The research results released Tuesday found that 71% of gas pump handles and 68% of corner mailbox handles are “highly contaminated” with the kinds of germs most associated with a high risk of illness. The study by Kimberly-Clark Professional, and reported on in USA Today, says that 41% of ATM buttons and 43% of escalator rails are similarly teeming with germs.
Other highly contaminated places that many people probably never considered before, and now might fear using, are parking meters and kiosks, about 40% of which are fouled by germs.
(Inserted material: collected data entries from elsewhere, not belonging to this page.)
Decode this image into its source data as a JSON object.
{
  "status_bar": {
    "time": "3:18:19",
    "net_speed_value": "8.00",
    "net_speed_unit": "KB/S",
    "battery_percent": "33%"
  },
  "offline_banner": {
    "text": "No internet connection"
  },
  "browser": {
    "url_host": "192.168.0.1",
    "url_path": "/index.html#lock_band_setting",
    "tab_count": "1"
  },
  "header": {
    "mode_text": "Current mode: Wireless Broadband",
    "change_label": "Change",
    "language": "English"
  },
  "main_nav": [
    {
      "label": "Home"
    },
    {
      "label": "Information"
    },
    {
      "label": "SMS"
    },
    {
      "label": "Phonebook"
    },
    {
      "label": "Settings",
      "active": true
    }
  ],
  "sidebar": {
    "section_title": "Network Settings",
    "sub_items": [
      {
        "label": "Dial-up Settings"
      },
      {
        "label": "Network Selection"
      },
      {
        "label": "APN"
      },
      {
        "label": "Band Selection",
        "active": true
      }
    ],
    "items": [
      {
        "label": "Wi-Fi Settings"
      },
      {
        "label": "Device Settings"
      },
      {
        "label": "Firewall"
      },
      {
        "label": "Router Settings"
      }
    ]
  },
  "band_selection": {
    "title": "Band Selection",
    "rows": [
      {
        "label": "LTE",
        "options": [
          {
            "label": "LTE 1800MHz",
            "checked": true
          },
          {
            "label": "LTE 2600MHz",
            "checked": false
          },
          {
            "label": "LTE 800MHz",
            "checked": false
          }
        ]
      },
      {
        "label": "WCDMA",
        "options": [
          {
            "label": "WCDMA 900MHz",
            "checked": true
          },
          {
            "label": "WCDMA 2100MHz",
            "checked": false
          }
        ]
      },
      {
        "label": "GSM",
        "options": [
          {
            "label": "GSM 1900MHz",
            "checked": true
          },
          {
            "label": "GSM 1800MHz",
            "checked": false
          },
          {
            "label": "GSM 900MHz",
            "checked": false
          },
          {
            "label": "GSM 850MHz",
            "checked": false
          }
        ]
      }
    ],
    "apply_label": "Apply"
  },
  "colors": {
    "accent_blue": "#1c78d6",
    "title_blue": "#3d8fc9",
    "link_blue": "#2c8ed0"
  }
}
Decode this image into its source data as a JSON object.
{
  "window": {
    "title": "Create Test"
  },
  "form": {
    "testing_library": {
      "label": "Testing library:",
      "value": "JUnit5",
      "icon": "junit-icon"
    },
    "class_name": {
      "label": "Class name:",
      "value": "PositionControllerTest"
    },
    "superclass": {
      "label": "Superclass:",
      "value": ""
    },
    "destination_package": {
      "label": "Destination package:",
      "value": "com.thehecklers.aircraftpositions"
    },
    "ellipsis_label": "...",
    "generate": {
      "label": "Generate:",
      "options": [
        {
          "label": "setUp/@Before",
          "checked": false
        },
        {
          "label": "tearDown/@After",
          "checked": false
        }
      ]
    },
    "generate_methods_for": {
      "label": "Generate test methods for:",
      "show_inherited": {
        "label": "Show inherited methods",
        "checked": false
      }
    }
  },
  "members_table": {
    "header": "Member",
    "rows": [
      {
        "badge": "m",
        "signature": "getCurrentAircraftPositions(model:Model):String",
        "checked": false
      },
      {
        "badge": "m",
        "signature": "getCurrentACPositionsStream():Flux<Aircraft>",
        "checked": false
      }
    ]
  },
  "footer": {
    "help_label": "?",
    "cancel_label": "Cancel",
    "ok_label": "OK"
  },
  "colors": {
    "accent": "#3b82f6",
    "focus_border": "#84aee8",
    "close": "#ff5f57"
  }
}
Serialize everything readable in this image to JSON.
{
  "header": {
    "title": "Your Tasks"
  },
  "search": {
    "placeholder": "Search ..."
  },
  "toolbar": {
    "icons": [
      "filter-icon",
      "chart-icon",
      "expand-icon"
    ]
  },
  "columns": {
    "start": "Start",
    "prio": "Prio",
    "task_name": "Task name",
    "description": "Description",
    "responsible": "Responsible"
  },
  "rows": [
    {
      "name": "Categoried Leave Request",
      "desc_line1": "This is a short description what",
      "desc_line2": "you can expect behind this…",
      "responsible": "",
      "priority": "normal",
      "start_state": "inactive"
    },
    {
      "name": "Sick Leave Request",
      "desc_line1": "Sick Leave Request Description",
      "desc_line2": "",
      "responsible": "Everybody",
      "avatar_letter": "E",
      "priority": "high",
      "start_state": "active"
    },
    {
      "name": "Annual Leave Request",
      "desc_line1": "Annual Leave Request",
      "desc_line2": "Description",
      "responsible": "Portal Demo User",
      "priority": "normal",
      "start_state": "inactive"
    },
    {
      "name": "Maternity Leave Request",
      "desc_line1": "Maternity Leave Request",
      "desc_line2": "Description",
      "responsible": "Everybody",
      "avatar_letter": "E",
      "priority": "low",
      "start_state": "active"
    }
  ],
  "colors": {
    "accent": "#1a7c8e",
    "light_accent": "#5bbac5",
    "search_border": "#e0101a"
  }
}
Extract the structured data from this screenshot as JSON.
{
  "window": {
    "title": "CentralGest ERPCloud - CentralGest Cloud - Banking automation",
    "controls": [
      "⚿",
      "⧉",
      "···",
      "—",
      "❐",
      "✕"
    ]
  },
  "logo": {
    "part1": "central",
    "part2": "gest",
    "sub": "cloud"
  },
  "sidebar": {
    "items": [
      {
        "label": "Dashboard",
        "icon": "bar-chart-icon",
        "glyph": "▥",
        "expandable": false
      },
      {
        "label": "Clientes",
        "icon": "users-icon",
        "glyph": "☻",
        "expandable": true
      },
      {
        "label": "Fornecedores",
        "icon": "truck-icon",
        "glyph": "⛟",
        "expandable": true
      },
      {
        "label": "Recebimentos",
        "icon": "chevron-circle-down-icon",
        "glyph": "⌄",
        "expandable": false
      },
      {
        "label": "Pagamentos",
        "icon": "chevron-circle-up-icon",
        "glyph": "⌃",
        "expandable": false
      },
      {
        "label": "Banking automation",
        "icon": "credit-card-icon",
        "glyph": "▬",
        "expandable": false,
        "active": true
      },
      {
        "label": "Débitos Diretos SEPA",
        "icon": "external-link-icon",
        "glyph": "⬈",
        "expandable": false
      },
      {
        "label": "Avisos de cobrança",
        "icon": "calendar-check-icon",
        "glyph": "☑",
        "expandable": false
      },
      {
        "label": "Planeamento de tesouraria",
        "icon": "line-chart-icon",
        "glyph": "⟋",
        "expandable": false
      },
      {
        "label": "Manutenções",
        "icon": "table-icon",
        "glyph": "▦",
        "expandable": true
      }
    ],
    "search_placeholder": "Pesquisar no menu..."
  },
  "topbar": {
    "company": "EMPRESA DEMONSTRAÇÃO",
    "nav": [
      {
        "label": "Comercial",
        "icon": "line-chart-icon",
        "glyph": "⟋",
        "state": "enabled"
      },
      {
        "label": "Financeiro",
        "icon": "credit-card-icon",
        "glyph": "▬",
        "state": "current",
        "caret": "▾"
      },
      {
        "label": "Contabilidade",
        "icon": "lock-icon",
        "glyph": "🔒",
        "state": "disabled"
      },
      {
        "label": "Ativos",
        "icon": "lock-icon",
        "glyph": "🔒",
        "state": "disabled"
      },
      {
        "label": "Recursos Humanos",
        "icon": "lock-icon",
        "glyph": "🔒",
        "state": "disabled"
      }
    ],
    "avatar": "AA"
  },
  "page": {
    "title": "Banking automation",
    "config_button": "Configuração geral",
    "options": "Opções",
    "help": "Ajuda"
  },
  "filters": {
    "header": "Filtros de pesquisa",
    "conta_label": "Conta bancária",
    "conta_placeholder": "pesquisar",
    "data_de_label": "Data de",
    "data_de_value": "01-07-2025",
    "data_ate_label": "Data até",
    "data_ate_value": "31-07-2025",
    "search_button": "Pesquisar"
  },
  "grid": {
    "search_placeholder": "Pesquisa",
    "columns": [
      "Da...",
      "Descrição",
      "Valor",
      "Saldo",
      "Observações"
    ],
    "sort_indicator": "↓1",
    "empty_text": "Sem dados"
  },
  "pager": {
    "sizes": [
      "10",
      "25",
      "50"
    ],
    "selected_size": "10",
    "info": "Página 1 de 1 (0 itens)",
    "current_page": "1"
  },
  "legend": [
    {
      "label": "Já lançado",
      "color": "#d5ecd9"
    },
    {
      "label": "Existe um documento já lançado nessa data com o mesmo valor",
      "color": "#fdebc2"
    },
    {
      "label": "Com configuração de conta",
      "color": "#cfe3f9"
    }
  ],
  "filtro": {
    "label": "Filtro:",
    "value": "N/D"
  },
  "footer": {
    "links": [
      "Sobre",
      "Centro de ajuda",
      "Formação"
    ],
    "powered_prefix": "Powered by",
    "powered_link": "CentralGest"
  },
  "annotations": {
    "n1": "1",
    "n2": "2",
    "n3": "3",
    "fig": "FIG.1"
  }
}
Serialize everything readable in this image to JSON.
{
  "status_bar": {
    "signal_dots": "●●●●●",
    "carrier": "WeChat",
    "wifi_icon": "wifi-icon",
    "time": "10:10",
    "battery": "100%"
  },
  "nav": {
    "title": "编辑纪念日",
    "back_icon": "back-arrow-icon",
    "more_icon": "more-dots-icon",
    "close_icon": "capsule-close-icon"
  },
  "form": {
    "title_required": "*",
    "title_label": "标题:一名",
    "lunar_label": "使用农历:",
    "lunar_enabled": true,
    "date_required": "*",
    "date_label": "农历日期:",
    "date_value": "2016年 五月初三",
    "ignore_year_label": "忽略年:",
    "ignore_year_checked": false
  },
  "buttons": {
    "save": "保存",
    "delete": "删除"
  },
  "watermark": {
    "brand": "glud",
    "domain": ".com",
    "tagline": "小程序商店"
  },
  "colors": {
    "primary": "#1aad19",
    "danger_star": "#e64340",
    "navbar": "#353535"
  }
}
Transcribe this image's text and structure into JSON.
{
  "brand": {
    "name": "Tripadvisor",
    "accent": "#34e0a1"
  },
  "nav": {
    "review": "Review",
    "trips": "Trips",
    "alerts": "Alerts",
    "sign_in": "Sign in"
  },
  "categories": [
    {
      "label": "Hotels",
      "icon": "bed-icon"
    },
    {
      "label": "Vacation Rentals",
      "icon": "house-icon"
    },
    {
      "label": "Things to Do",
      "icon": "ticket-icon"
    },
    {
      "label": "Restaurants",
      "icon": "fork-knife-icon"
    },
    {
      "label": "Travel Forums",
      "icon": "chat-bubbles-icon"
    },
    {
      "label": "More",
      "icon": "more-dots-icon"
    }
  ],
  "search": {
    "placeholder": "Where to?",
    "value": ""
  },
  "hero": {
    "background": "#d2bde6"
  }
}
Crosswalk buttons and vending machines were tied at 35%.
As part of the study, hygienists swabbed suspected germ hotspots and then analyzed the findings. They used general industry sanitary standards as their benchmark.
Gerba analyzed the results for Kimberly-Clark’s Healthy Work Place Project, a subsidiary of the manufacturer of tissues, hand sanitizer and the like. (The project’s website says sick employees cost the average business about $1,320 per employee.)
So what are we supposed to do? Apparently, it’s all about “hand hygiene” — washing your hands throughout the day — and wiping down your work station with a cleaning product (naturally) because a desktop, keyboard and computer mouse can be a breeding ground for germs, says Gerba and the folks at Kimberly-Clark.
“As your computer boots up, wipe down your desk and mouse,” Brad Reynolds, leader of Kimberly-Clark’s Healthy Workplace Project, said in the USA Today article. He also advised swabbing conference tables between meetings.